To take just one example, writing in the 18 April ’92 issue of the New Scientist, Alec Broers pointed out that “IN THE 1950s, an electronic circuit that could store a single ‘bit’ of information cost more than £1. Today, a penny will buy 5,000 of them.”

To put that in layman’s terms, consider the following: the September 1991 issue of Computer Shopper contained an advertisement for a machine described as a “PRICE BREAKTHROUGH”, a Tandon portable with 12 months on-site maintenance, 386, 16/8 Mhz Processor and 40Mb hard drive for one thousand one hundred and ninety-nine pounds.

Yes, a 40Mb hard drive. And no Internet!

Add another two decades of technology to that equation, and where are we now? A 40Mb hard drive is to a modern desktop PC what a horse and cart is to a jumbo jet.

Clearly, most industries have not experienced the exponential leaps that has computing, but the fact remains that more and more consumer goods, capital goods, and foodstuffs etc, can be and are being produced with fewer and fewer hands. Once we recognise this, and just as importantly recognise it as desirable, it becomes clear that the real problem is not to create make-work jobs but to distribute purchasing power. That means not only for us in the West but for the entire world.

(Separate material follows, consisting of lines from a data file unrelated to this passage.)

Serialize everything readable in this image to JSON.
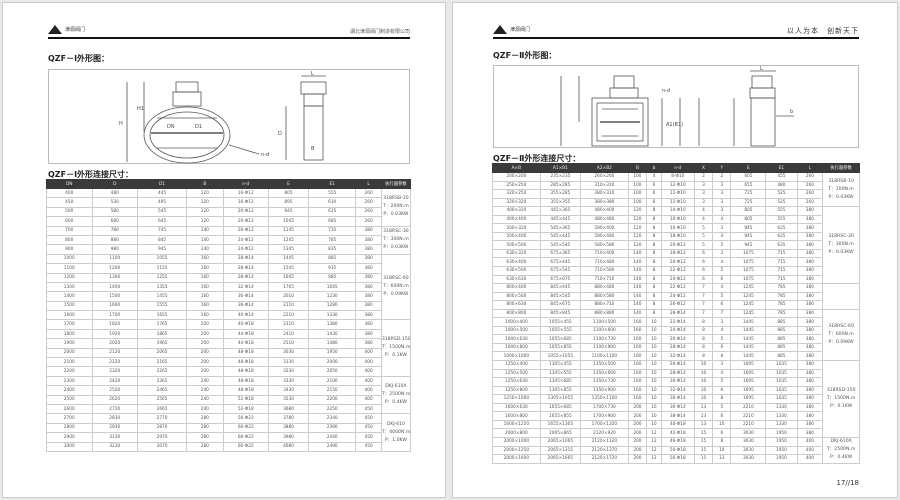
{
  "left": {
    "logo_text": "津源阀门",
    "company": "湖北津源阀门制造有限公司",
    "fig_title": "QZF－Ⅰ外形图：",
    "table_title": "QZF－Ⅰ外形连接尺寸：",
    "dim_labels": {
      "H": "H",
      "H1": "H1",
      "DN": "DN",
      "D1": "D1",
      "nd": "n-d",
      "L": "L",
      "D": "D",
      "B": "B"
    },
    "headers": [
      "DN",
      "D",
      "D1",
      "B",
      "n-d",
      "E",
      "E1",
      "L",
      "执行器参数"
    ],
    "rows": [
      [
        "400",
        "480",
        "445",
        "120",
        "16-Φ12",
        "805",
        "555",
        "260"
      ],
      [
        "450",
        "530",
        "495",
        "120",
        "16-Φ12",
        "895",
        "610",
        "260"
      ],
      [
        "500",
        "580",
        "545",
        "120",
        "20-Φ12",
        "945",
        "635",
        "260"
      ],
      [
        "600",
        "680",
        "645",
        "120",
        "20-Φ12",
        "1045",
        "685",
        "260"
      ],
      [
        "700",
        "780",
        "745",
        "140",
        "20-Φ12",
        "1145",
        "735",
        "380"
      ],
      [
        "800",
        "880",
        "845",
        "140",
        "24-Φ12",
        "1245",
        "785",
        "380"
      ],
      [
        "900",
        "980",
        "945",
        "140",
        "24-Φ12",
        "1345",
        "835",
        "380"
      ],
      [
        "1000",
        "1100",
        "1055",
        "160",
        "28-Φ14",
        "1445",
        "885",
        "380"
      ],
      [
        "1100",
        "1200",
        "1155",
        "160",
        "28-Φ14",
        "1545",
        "935",
        "380"
      ],
      [
        "1200",
        "1300",
        "1255",
        "160",
        "28-Φ14",
        "1645",
        "985",
        "380"
      ],
      [
        "1300",
        "1400",
        "1355",
        "160",
        "32-Φ14",
        "1765",
        "1045",
        "380"
      ],
      [
        "1400",
        "1500",
        "1455",
        "160",
        "36-Φ14",
        "2010",
        "1230",
        "380"
      ],
      [
        "1500",
        "1600",
        "1555",
        "160",
        "36-Φ14",
        "2110",
        "1280",
        "380"
      ],
      [
        "1600",
        "1700",
        "1655",
        "160",
        "40-Φ14",
        "2210",
        "1330",
        "380"
      ],
      [
        "1700",
        "1820",
        "1765",
        "200",
        "40-Φ18",
        "2310",
        "1380",
        "380"
      ],
      [
        "1800",
        "1920",
        "1865",
        "200",
        "44-Φ18",
        "2410",
        "1430",
        "380"
      ],
      [
        "1900",
        "2020",
        "1965",
        "200",
        "44-Φ18",
        "2510",
        "1480",
        "380"
      ],
      [
        "2000",
        "2120",
        "2065",
        "200",
        "48-Φ18",
        "3030",
        "1950",
        "400"
      ],
      [
        "2100",
        "2220",
        "2165",
        "200",
        "48-Φ18",
        "3130",
        "2000",
        "400"
      ],
      [
        "2200",
        "2320",
        "2265",
        "200",
        "48-Φ18",
        "3230",
        "2050",
        "400"
      ],
      [
        "2300",
        "2420",
        "2365",
        "240",
        "48-Φ18",
        "3330",
        "2100",
        "400"
      ],
      [
        "2400",
        "2520",
        "2465",
        "240",
        "48-Φ18",
        "3430",
        "2150",
        "400"
      ],
      [
        "2500",
        "2620",
        "2565",
        "240",
        "52-Φ18",
        "3530",
        "2200",
        "400"
      ],
      [
        "2600",
        "2720",
        "2665",
        "240",
        "52-Φ18",
        "3680",
        "2250",
        "450"
      ],
      [
        "2700",
        "2830",
        "2770",
        "280",
        "56-Φ22",
        "3780",
        "2340",
        "450"
      ],
      [
        "2800",
        "2930",
        "2870",
        "280",
        "60-Φ22",
        "3880",
        "2390",
        "450"
      ],
      [
        "2900",
        "3130",
        "2970",
        "280",
        "60-Φ22",
        "3980",
        "2440",
        "450"
      ],
      [
        "3000",
        "3230",
        "3070",
        "280",
        "60-Φ22",
        "4080",
        "2490",
        "450"
      ]
    ],
    "actuators": [
      {
        "span": 4,
        "lines": [
          "318RSB-20",
          "T：200N.m",
          "P：0.03KW"
        ]
      },
      {
        "span": 3,
        "lines": [
          "318RSC-30",
          "T：300N.m",
          "P：0.03KW"
        ]
      },
      {
        "span": 7,
        "lines": [
          "318RSC-60",
          "T：600N.m",
          "P：0.09KW"
        ]
      },
      {
        "span": 6,
        "lines": [
          "318RSD-150",
          "T：1500N.m",
          "P：0.1KW"
        ]
      },
      {
        "span": 4,
        "lines": [
          "DKJ-610A",
          "T：2500N.m",
          "P：0.4KW"
        ]
      },
      {
        "span": 4,
        "lines": [
          "DKJ-610",
          "T：4000N.m",
          "P：1.0KW"
        ]
      }
    ]
  },
  "right": {
    "logo_text": "津源阀门",
    "slogan": "以人为本　创新天下",
    "fig_title": "QZF－Ⅱ外形图：",
    "table_title": "QZF－Ⅱ外形连接尺寸：",
    "dim_labels": {
      "nd": "n-d",
      "L": "L",
      "A": "A1(B1)",
      "b": "b"
    },
    "headers": [
      "A×B",
      "A1×B1",
      "A2×B2",
      "B",
      "b",
      "n-d",
      "X",
      "Y",
      "E",
      "E1",
      "L",
      "执行器参数"
    ],
    "rows": [
      [
        "200×200",
        "235×235",
        "260×260",
        "100",
        "4",
        "8-Φ10",
        "2",
        "2",
        "605",
        "455",
        "260"
      ],
      [
        "250×250",
        "285×285",
        "310×310",
        "100",
        "6",
        "12-Φ10",
        "3",
        "3",
        "655",
        "480",
        "260"
      ],
      [
        "320×250",
        "355×285",
        "380×310",
        "100",
        "6",
        "12-Φ10",
        "3",
        "3",
        "725",
        "525",
        "260"
      ],
      [
        "320×320",
        "355×355",
        "380×380",
        "100",
        "6",
        "12-Φ10",
        "3",
        "3",
        "725",
        "525",
        "260"
      ],
      [
        "400×320",
        "445×365",
        "480×400",
        "120",
        "8",
        "14-Φ10",
        "4",
        "3",
        "805",
        "555",
        "380"
      ],
      [
        "400×400",
        "445×445",
        "480×480",
        "120",
        "8",
        "16-Φ10",
        "4",
        "4",
        "805",
        "555",
        "380"
      ],
      [
        "500×320",
        "545×365",
        "580×400",
        "120",
        "8",
        "16-Φ10",
        "5",
        "3",
        "945",
        "635",
        "380"
      ],
      [
        "500×400",
        "545×445",
        "580×480",
        "120",
        "8",
        "18-Φ10",
        "5",
        "4",
        "945",
        "635",
        "380"
      ],
      [
        "500×500",
        "545×545",
        "580×580",
        "120",
        "8",
        "20-Φ12",
        "5",
        "5",
        "945",
        "635",
        "380"
      ],
      [
        "630×320",
        "675×365",
        "710×400",
        "140",
        "8",
        "18-Φ12",
        "6",
        "3",
        "1075",
        "715",
        "380"
      ],
      [
        "630×400",
        "675×445",
        "710×480",
        "140",
        "8",
        "20-Φ12",
        "6",
        "4",
        "1075",
        "715",
        "380"
      ],
      [
        "630×500",
        "675×545",
        "710×580",
        "140",
        "8",
        "22-Φ12",
        "6",
        "5",
        "1075",
        "715",
        "380"
      ],
      [
        "630×630",
        "675×675",
        "710×710",
        "140",
        "8",
        "24-Φ12",
        "6",
        "6",
        "1075",
        "715",
        "380"
      ],
      [
        "800×400",
        "845×445",
        "880×480",
        "140",
        "8",
        "22-Φ12",
        "7",
        "4",
        "1245",
        "785",
        "380"
      ],
      [
        "800×500",
        "845×545",
        "880×580",
        "140",
        "8",
        "24-Φ12",
        "7",
        "5",
        "1245",
        "785",
        "380"
      ],
      [
        "800×630",
        "845×675",
        "880×710",
        "140",
        "8",
        "26-Φ12",
        "7",
        "6",
        "1245",
        "785",
        "380"
      ],
      [
        "800×800",
        "845×845",
        "880×880",
        "140",
        "8",
        "28-Φ14",
        "7",
        "7",
        "1245",
        "785",
        "380"
      ],
      [
        "1000×400",
        "1055×455",
        "1100×500",
        "160",
        "10",
        "22-Φ14",
        "8",
        "3",
        "1445",
        "885",
        "380"
      ],
      [
        "1000×500",
        "1055×555",
        "1100×600",
        "160",
        "10",
        "24-Φ14",
        "8",
        "4",
        "1445",
        "885",
        "380"
      ],
      [
        "1000×630",
        "1055×685",
        "1100×730",
        "160",
        "10",
        "26-Φ14",
        "8",
        "5",
        "1445",
        "885",
        "380"
      ],
      [
        "1000×800",
        "1055×855",
        "1100×900",
        "160",
        "10",
        "28-Φ14",
        "8",
        "6",
        "1445",
        "885",
        "380"
      ],
      [
        "1000×1000",
        "1055×1055",
        "1100×1100",
        "160",
        "10",
        "32-Φ14",
        "8",
        "8",
        "1445",
        "885",
        "380"
      ],
      [
        "1250×400",
        "1305×455",
        "1350×500",
        "160",
        "10",
        "26-Φ14",
        "10",
        "3",
        "1695",
        "1035",
        "380"
      ],
      [
        "1250×500",
        "1305×555",
        "1350×600",
        "160",
        "10",
        "28-Φ14",
        "10",
        "4",
        "1695",
        "1035",
        "380"
      ],
      [
        "1250×630",
        "1305×685",
        "1350×730",
        "160",
        "10",
        "30-Φ14",
        "10",
        "5",
        "1695",
        "1035",
        "380"
      ],
      [
        "1250×800",
        "1305×855",
        "1350×900",
        "160",
        "10",
        "32-Φ14",
        "10",
        "6",
        "1695",
        "1035",
        "380"
      ],
      [
        "1250×1000",
        "1305×1055",
        "1350×1100",
        "160",
        "10",
        "36-Φ14",
        "10",
        "8",
        "1695",
        "1035",
        "380"
      ],
      [
        "1600×630",
        "1655×685",
        "1700×730",
        "200",
        "10",
        "36-Φ14",
        "13",
        "5",
        "2210",
        "1330",
        "380"
      ],
      [
        "1600×800",
        "1655×855",
        "1700×900",
        "200",
        "10",
        "38-Φ14",
        "13",
        "6",
        "2210",
        "1330",
        "380"
      ],
      [
        "1600×1250",
        "1655×1305",
        "1700×1350",
        "200",
        "10",
        "46-Φ18",
        "13",
        "10",
        "2210",
        "1330",
        "380"
      ],
      [
        "2000×800",
        "2065×865",
        "2120×920",
        "200",
        "12",
        "42-Φ18",
        "15",
        "6",
        "3030",
        "1950",
        "380"
      ],
      [
        "2000×1000",
        "2065×1065",
        "2120×1120",
        "200",
        "12",
        "46-Φ18",
        "15",
        "8",
        "3030",
        "1950",
        "400"
      ],
      [
        "2000×1250",
        "2065×1315",
        "2120×1370",
        "200",
        "12",
        "50-Φ18",
        "15",
        "10",
        "3030",
        "1950",
        "400"
      ],
      [
        "2000×1600",
        "2065×1665",
        "2120×1720",
        "200",
        "12",
        "56-Φ18",
        "15",
        "13",
        "3030",
        "1950",
        "400"
      ]
    ],
    "actuators": [
      {
        "span": 4,
        "lines": [
          "318RSB-10",
          "T：100N.m",
          "P：0.03KW"
        ]
      },
      {
        "span": 9,
        "lines": [
          "318RSC-30",
          "T：300N.m",
          "P：0.03KW"
        ]
      },
      {
        "span": 3,
        "lines": []
      },
      {
        "span": 6,
        "lines": [
          "318RSC-60",
          "T：600N.m",
          "P：0.09KW"
        ]
      },
      {
        "span": 9,
        "lines": [
          "318RSD-150",
          "T：1500N.m",
          "P：0.1KW"
        ]
      },
      {
        "span": 3,
        "lines": [
          "DKJ-610A",
          "T：2500N.m",
          "P：0.4KW"
        ]
      }
    ],
    "page_number": "17//18"
  }
}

Britain and most especially Greece are now standing at a crossroads; we can choose between financial slavery: continuing to shell out more and more money to the banksters paid for by cuts in public services and confiscatory increases in taxation, or we can tell them to stuff their New World Order, and begin to create a genuine New World Order of our own. Which means the people of Britain, the people of Greece, and the broad mass of people everywhere – working class, middle class and business people - must say no to more taxpayer funded bail outs, and if that means defaulting on a global scale, so be it. The alternative is financial and even literal slavery as well as unnecessary hardship for the people who actually produce the wealth of nations, which does not include the moneychangers in their gold-plated ivory towers.